Uber reportedly attempted to hide the massive security breach — which included the theft of millions of users’ and drivers’ email addresses, names, and phone numbers — by paying the attackers $100,000, according to Bloomberg.

New York State Attorney General Eric Schneiderman, a Democrat, is launching a probe, according to Reuters, and so is Britain’s data protection authority.

Uber CEO Dara Khosrowshahi, who took over the helm for effectively ousted co-founder Travis Kalanick in August, said “none of this should have happened, and I will not make excuses for it.”
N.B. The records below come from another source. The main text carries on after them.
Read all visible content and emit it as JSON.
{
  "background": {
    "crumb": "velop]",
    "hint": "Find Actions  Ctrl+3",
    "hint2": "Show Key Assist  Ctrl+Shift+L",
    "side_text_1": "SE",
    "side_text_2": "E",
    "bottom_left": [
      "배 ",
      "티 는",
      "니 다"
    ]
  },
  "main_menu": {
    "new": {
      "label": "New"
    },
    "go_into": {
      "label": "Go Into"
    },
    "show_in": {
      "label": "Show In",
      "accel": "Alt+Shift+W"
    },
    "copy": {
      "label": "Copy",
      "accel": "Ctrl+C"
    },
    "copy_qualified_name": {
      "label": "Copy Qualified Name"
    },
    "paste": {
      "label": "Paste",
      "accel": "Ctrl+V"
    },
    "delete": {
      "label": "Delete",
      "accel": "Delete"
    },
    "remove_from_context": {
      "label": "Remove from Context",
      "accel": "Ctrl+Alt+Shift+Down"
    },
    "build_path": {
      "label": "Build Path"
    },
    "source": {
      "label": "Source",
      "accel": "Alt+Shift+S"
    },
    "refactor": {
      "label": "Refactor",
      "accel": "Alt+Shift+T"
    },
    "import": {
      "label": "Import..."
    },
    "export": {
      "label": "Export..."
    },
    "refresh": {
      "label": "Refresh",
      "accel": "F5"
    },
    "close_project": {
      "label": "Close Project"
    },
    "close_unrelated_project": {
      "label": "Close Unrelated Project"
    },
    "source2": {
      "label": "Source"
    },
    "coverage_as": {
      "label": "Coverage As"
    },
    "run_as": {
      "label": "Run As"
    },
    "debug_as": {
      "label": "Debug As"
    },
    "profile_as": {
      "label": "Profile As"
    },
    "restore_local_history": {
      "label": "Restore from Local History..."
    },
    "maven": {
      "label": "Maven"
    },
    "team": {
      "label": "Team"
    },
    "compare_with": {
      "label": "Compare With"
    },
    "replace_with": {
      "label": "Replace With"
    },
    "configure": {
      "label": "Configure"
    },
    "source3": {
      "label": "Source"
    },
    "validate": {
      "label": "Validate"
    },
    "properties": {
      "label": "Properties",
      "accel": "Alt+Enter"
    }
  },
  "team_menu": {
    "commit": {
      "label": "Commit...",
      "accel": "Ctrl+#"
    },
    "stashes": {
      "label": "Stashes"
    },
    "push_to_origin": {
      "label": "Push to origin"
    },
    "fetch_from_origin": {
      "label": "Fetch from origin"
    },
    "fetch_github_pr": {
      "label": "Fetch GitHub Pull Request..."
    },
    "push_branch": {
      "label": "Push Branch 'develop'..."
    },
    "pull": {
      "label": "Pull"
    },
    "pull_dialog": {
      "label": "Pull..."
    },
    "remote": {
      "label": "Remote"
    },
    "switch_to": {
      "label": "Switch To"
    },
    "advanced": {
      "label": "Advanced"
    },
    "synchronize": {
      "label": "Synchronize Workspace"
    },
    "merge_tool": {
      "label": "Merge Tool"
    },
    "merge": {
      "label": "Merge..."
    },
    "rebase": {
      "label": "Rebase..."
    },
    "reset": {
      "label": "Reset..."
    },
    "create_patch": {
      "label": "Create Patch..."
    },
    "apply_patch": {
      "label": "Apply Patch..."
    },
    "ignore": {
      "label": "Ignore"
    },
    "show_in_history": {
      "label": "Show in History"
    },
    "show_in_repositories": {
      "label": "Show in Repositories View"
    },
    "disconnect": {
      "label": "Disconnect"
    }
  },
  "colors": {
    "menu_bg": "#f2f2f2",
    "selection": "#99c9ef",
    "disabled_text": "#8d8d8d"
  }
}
“While I can’t erase the past, I can commit on behalf of every Uber employee that we will learn from our mistakes,” he continued in a blog post, after describing how the company is starting an internal investigation into how such a breach, and the subsequent coverup could happen.

Uber has said it notified Schneiderman’s office, as well as the Federal Trade Commission (FTC). Khosrowshahi fired Joe Sullivan, the now outgoing security chief, because he apparently led the decisions during the aftermath of the cyber breach. Uber also let go of Craig Clark, a senior lawyer who worked under Sullivan, according to Bloomberg.

Khosrowshahi says he just recently learned of the breach, but Reuters reports that Kalanick learned of the breach Nov. 2016.

“There is something deeply disturbing about the most recent, public, Uber breach,” Morey Haber, vice president of technology at BeyondTrust, a security solutions firm, said in a statement. “Clearly, their new executive team gets it, but the former CEO and legal officers were clueless. This is just another case of privileges being used in a targeted attack, hackers demanding ransom for stolen information, and companies not being morally responsible for the stolen user data.”

The respective official reviews of Uber’s conduct are certainly not the first.

A U.S. judge in May called for an investigation into accusations that Uber’s self-driving subsidiary Otto stole trade secrets from Waymo, Google’s driverless car team.

The U.S. Department of Justice decided sometime earlier in the year to analyze claims and suspicions that Uber unlawfully conducted bribery with a foreign entity.

U.S. authorities, specifically the FBI and Manhattan U.S. attorney’s office, initiated a probe into Uber in September over allegations it spied on the ride-sharing company Lyft. (RELATED: Former Lyft Driver Sues Uber For Allegedly Spying On Him Through ‘Hell’ Software)

And they weren’t just accused of spying on competitors.

The FTC in June commenced an official inquiry into potential violations of customer’s privacy through one if its many spying programs.

The FTC — along with the other authoritative entities like the N.Y. attorney general and a U.K. agency — will also likely be looking into the most recent incident due to the magnitude of the infiltration into Uber’s systems, and the apparent overall mishandling of the situation.